LE DOS ROUGE
Branlette intello
Question (pas si) simple : pourquoi allons-nous au cinéma ? Est-ce par pur souci de divertissement, par désir de se cultiver et de trouver matière à réflexion, ou alors par envie de se confronter à un point de vue approfondi sur un sujet précis ? Et dans ce dernier cas, doit-on en déduire que la théorie proposée doit passer uniquement par le verbe ? Si tel est votre cas, nul doute que "Le dos rouge" sera votre tasse de camomille. En ce qui concerne l’auteur de ces lignes, ce sera l’exact inverse : en lieu et place d’un film théorique qui laisserait au langage cinématographique le soin de stimuler son audience, il faudra se farcir une longue litanie de scènes verbeuses et prétentieuses où le cinéaste Bertrand Bonello et une historienne à double visage (Jeanne Balibar et Géraldine Pailhas se partagent le même rôle) fixent des tableaux tout en énonçant leurs théories sur l’art. L’impression est la même que d’être coincé dans un musée avec un couple de vieux intellos qui se la jouent vaniteux sur le sens de telle ou telle composante artistique. Même Peter Greenaway n’allait pas aussi loin dans le concept…
La grosse gaffe aura été de mentionner "Vertigo" d’Alfred Hitchcock au détour d’une ligne de dialogue, tant le film d’Antoine Barraud n’a de cesse de s’en imprégner jusqu’à l’écœurement. Les visites au musée, les jeux de miroir factices entre Balibar et Pailhas, le créateur égaré dans son propre raisonnement et lancé dans un projet à la limite du fumeux, la mise en abyme d’un « film » alors en construction, etc… Tout y passe, sauf le suspense, la chair et la tension. Parce que rien n’existe dans "Le dos rouge", si ce n’est un chapelet de théories incompréhensibles sur Caravage ou Diane Arbus, et une valise entière de bizarreries réparties entre les différents noms du casting. Petit florilège : Joana Preiss chantonne un coup de téléphone, Natalie Boutefeu prend des cours de danse, Isild Le Besco en plan fixe de cinq minutes devant lequel des spectateurs restent statufiés, Jeanne Balibar toujours avec son intonation si spéciale, Charlotte Rampling en voix-off totalement superflue, etc…

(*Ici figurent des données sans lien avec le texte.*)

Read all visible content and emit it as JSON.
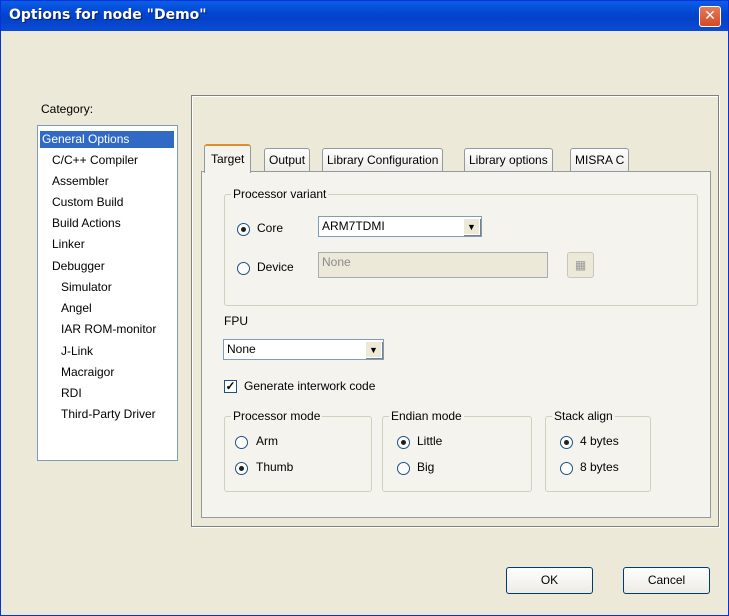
{
  "window": {
    "title": "Options for node \"Demo\"",
    "close_glyph": "✕"
  },
  "category": {
    "label": "Category:",
    "items": [
      {
        "label": "General Options",
        "selected": true
      },
      {
        "label": "C/C++ Compiler"
      },
      {
        "label": "Assembler"
      },
      {
        "label": "Custom Build"
      },
      {
        "label": "Build Actions"
      },
      {
        "label": "Linker"
      },
      {
        "label": "Debugger"
      },
      {
        "label": "Simulator"
      },
      {
        "label": "Angel"
      },
      {
        "label": "IAR ROM-monitor"
      },
      {
        "label": "J-Link"
      },
      {
        "label": "Macraigor"
      },
      {
        "label": "RDI"
      },
      {
        "label": "Third-Party Driver"
      }
    ]
  },
  "tabs": [
    {
      "label": "Target",
      "active": true
    },
    {
      "label": "Output"
    },
    {
      "label": "Library Configuration"
    },
    {
      "label": "Library options"
    },
    {
      "label": "MISRA C"
    }
  ],
  "processor_variant": {
    "title": "Processor variant",
    "core_label": "Core",
    "core_value": "ARM7TDMI",
    "device_label": "Device",
    "device_value": "None",
    "selected": "core",
    "device_button_icon": "device-list-icon"
  },
  "fpu": {
    "label": "FPU",
    "value": "None"
  },
  "interwork": {
    "label": "Generate interwork code",
    "checked": true
  },
  "processor_mode": {
    "title": "Processor mode",
    "options": [
      "Arm",
      "Thumb"
    ],
    "selected": "Thumb"
  },
  "endian_mode": {
    "title": "Endian mode",
    "options": [
      "Little",
      "Big"
    ],
    "selected": "Little"
  },
  "stack_align": {
    "title": "Stack align",
    "options": [
      "4 bytes",
      "8 bytes"
    ],
    "selected": "4 bytes"
  },
  "buttons": {
    "ok": "OK",
    "cancel": "Cancel"
  },
  "colors": {
    "titlebar": "#0446d1",
    "selection": "#316ac5",
    "dialog_bg": "#ece9d8"
  }
}
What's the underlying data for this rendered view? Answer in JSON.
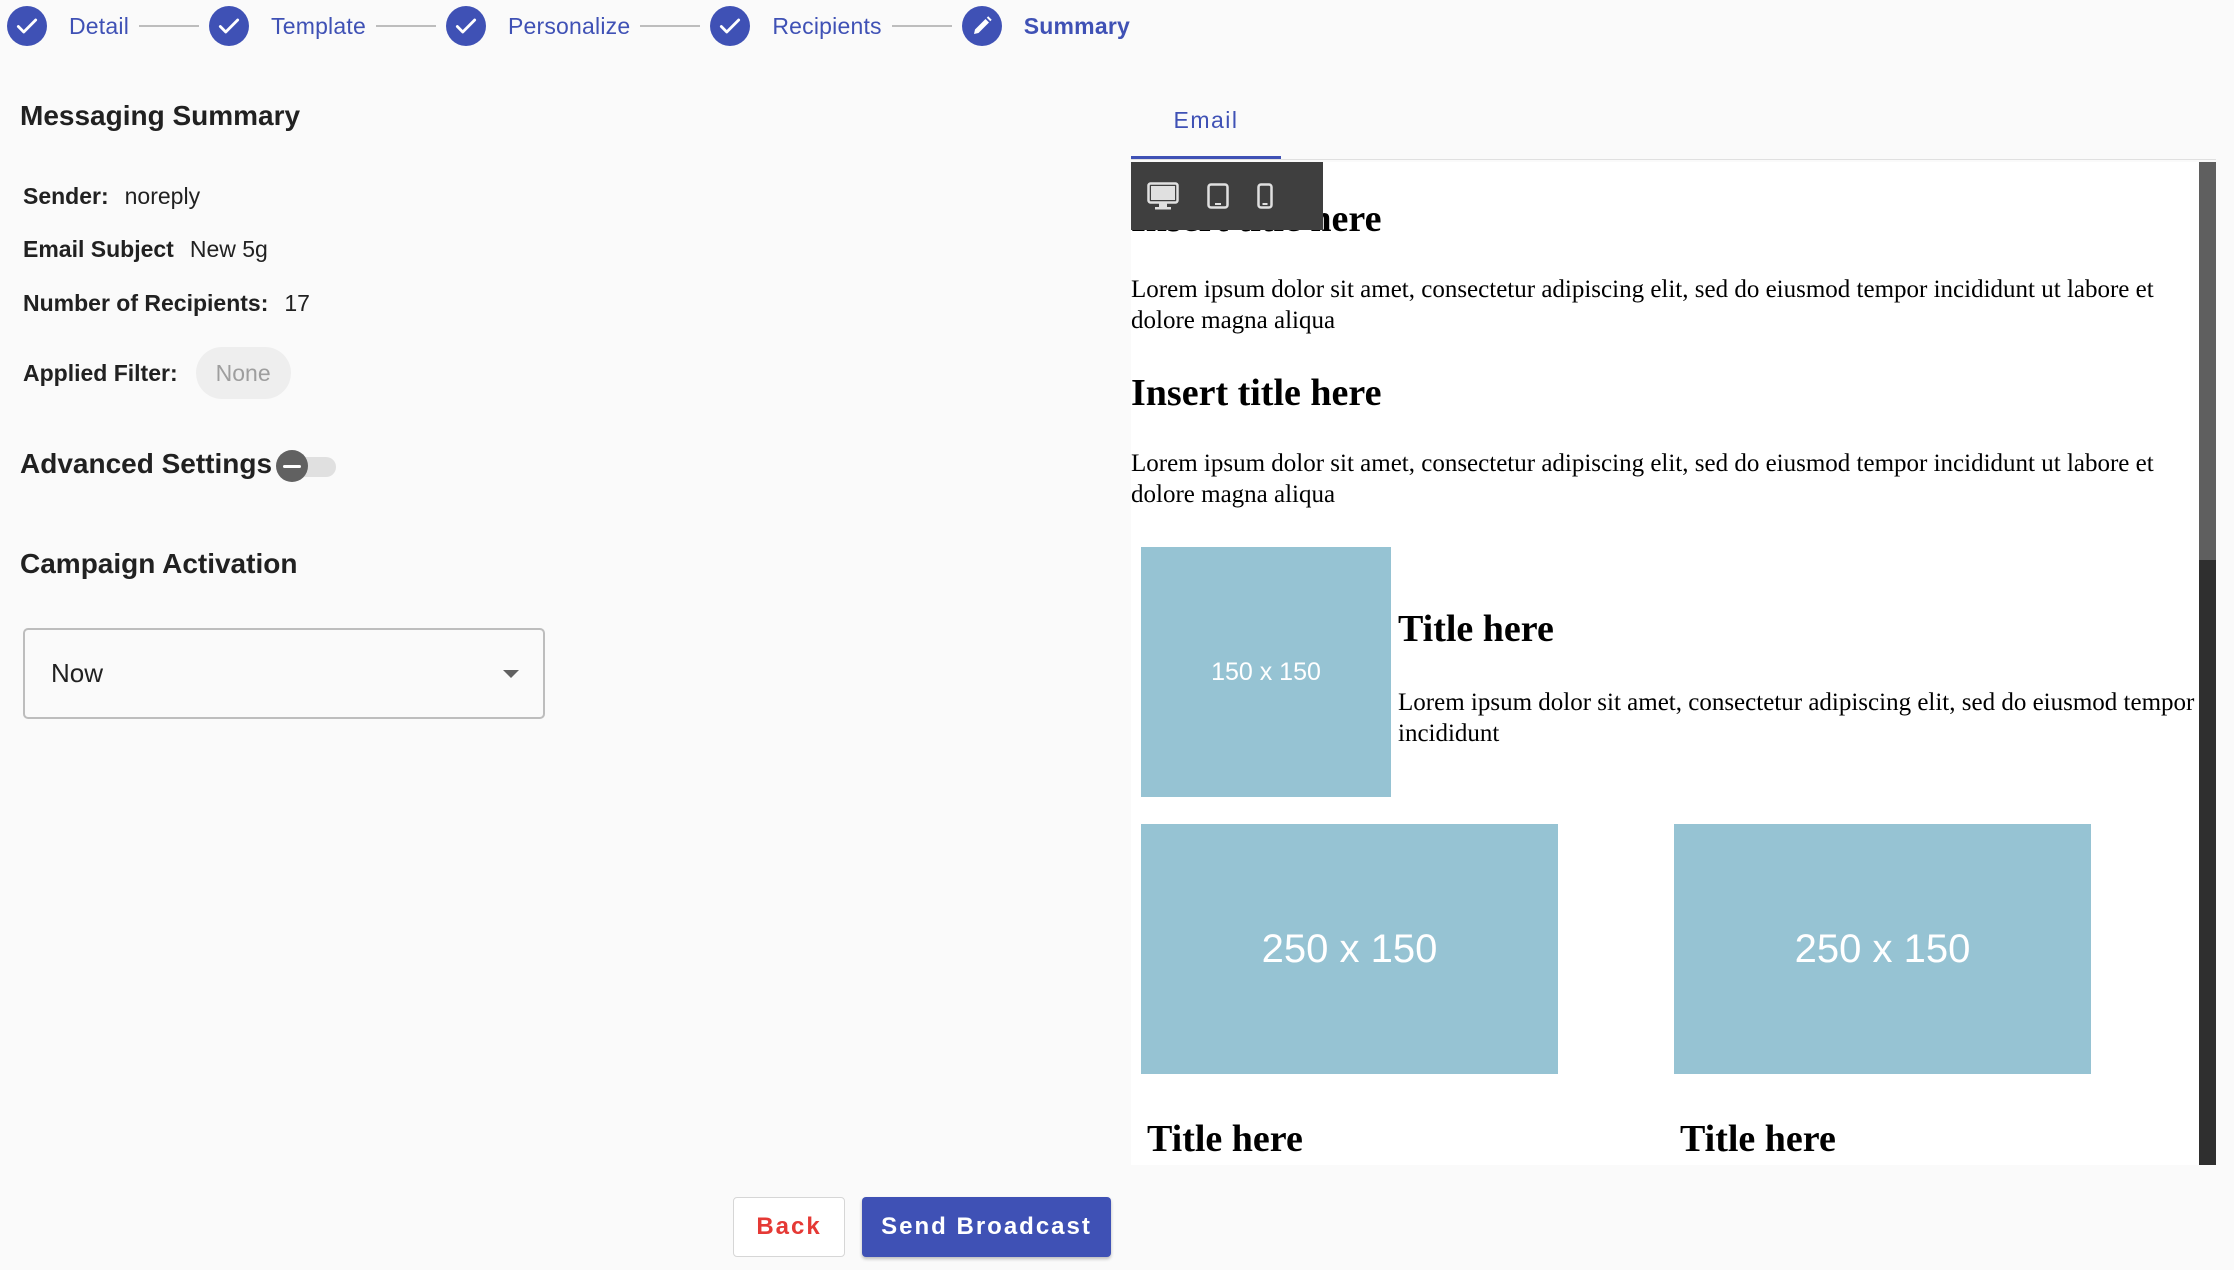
{
  "stepper": {
    "steps": [
      {
        "label": "Detail",
        "state": "complete"
      },
      {
        "label": "Template",
        "state": "complete"
      },
      {
        "label": "Personalize",
        "state": "complete"
      },
      {
        "label": "Recipients",
        "state": "complete"
      },
      {
        "label": "Summary",
        "state": "active"
      }
    ]
  },
  "summary": {
    "title": "Messaging Summary",
    "sender_label": "Sender:",
    "sender_value": "noreply",
    "subject_label": "Email Subject",
    "subject_value": "New 5g",
    "recipients_label": "Number of Recipients:",
    "recipients_value": "17",
    "filter_label": "Applied Filter:",
    "filter_value": "None"
  },
  "advanced": {
    "label": "Advanced Settings",
    "enabled": false
  },
  "activation": {
    "title": "Campaign Activation",
    "selected": "Now"
  },
  "buttons": {
    "back": "Back",
    "send": "Send Broadcast"
  },
  "preview": {
    "tab": "Email",
    "email": {
      "title1": "Insert title here",
      "paragraph1": "Lorem ipsum dolor sit amet, consectetur adipiscing elit, sed do eiusmod tempor incididunt ut labore et dolore magna aliqua",
      "title2": "Insert title here",
      "paragraph2": "Lorem ipsum dolor sit amet, consectetur adipiscing elit, sed do eiusmod tempor incididunt ut labore et dolore magna aliqua",
      "side_image": "150 x 150",
      "side_title": "Title here",
      "side_text": "Lorem ipsum dolor sit amet, consectetur adipiscing elit, sed do eiusmod tempor incididunt",
      "image_left": "250 x 150",
      "image_right": "250 x 150",
      "title_left": "Title here",
      "title_right": "Title here"
    }
  },
  "colors": {
    "primary": "#3f51b5",
    "danger": "#e53935",
    "placeholder": "#96c3d3"
  },
  "icons": [
    "check-icon",
    "pencil-icon",
    "desktop-icon",
    "tablet-icon",
    "mobile-icon",
    "caret-down-icon"
  ]
}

Et d’un bout à l’autre d’un film déjà fortiche pour étaler de la métaphysique de bazar (« Ce qui se passe n’est pas en train de se passer ») règne encore et toujours cette stratégie vaniteuse visant à faire en sorte que tout devienne art et matière à théoriser, que ce soit la tâche rouge sur le dos de Bonello ou la notion de « contradiction » (Nicolas Maury demande ici si elle a une valeur artistique : sérieux ?). Barraud va même jusqu’à rater ce qu’il avait si bien réussi dans "Les gouffres", soit l’immixtion d’un fantastique diffus au sein du réel. On doute qu’une poignée de floutages, quelques plans arty et des plans vibreurs à la Philippe Grandrieux suffisent à créer le moindre trouble. Surtout que cette quête de la monstruosité dans la peinture dure quand même plus de deux heures. Et oui, c’est juste à se flinguer.